ÉPOCA - Obama será transformacional ou transitório?
Nye - É cedo para saber, ele ainda tem três anos para atingir seus objetivos. Obama começou falando como um presidente transformacional. Ele tem atitudes e ações de presidentes que querem fazer grandes mudanças. Mas, quando Obama está pressionado ou em perigo, ele se torna um presidente transitório. Ele adota a postura de um presidente que não quer perder o que conquistou. Isso não é uma coisa ruim, como o exemplo de Bush pai nos ensina.
ÉPOCA - Qual Obama o senhor prefere?
Nye - Gostaria de ver Obama atingir todos os objetivos de transformação que ele traçou para seus mandatos. Por exemplo, seu discurso em Praga, em 2009, sobre o combate à proliferação de armas nucleares, ou seu discurso no Cairo, sobre um recomeço com o mundo muçulmano. Mas ambas as aspirações de Obama provaram-se impossíveis de conquistar. Então, prefiro quando Obama atinge objetivos mais modestos e viáveis, como a reaproximação com o Irã ou a recuperação da economia americana.
ÉPOCA - A expectativa excessiva criada em torno de Obama atrapalhou seus mandatos?

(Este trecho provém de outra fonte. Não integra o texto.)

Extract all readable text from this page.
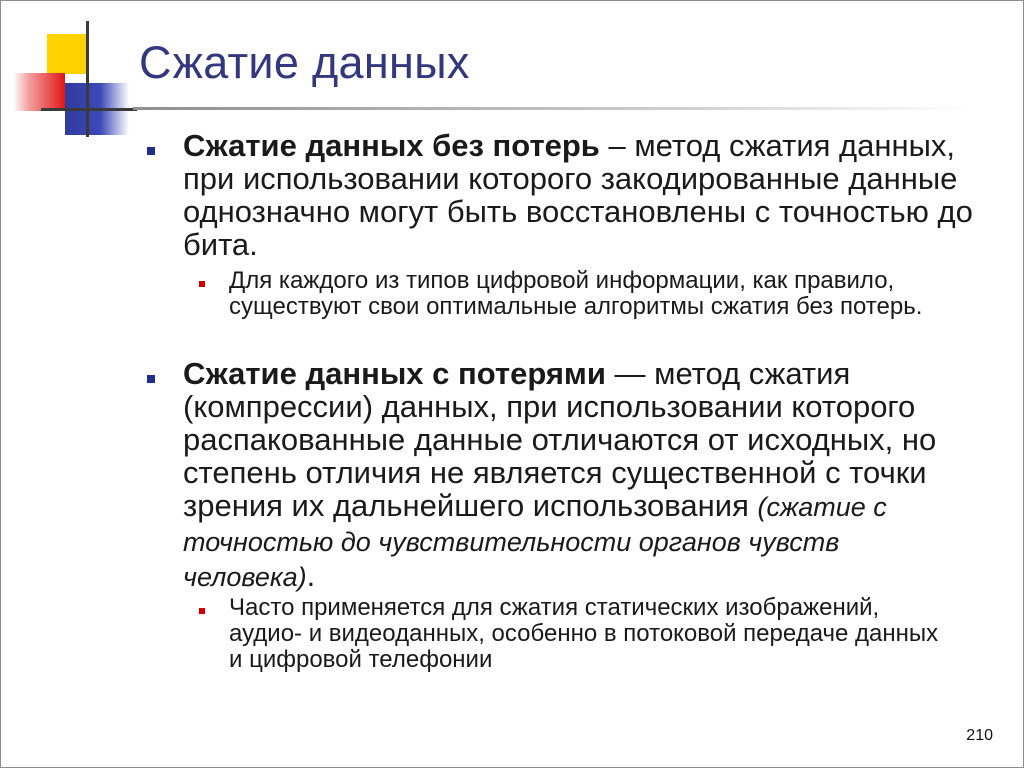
Сжатие данных
Сжатие данных без потерь – метод сжатия данных, при использовании которого закодированные данные однозначно могут быть восстановлены с точностью до бита.
Для каждого из типов цифровой информации, как правило, существуют свои оптимальные алгоритмы сжатия без потерь.
Сжатие данных с потерями — метод сжатия (компрессии) данных, при использовании которого распакованные данные отличаются от исходных, но степень отличия не является существенной с точки зрения их дальнейшего использования (сжатие с точностью до чувствительности органов чувств человека).
Часто применяется для сжатия статических изображений, аудио- и видеоданных, особенно в потоковой передаче данных и цифровой телефонии
210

Nye - Sim. Como o primeiro presidente afro-americano, as expectativas em relação a Obama eram muito elevadas. Sua campanha prometia mudanças históricas. Mas ele foi eleito num momento de grande polarização política nos Estados Unidos, e o sonho de tantas mudanças provou-se impossível. Ainda assim, ele conseguiu feitos importantes, como o assassinato de (Osama) Bin Laden, a aprovação dos programas de saúde, a reaproximação com o Irã.
ÉPOCA - A oposição ferrenha a Obama é um presságio do que futuros presidentes americanos enfrentarão dentro e fora dos Estados Unidos?
Nye - A Constituição americana tem uma série de impeditivos para evitar que o presidente exerça o poder de maneira excessiva. Há todos os freios e contrapesos, e o Congresso é forte.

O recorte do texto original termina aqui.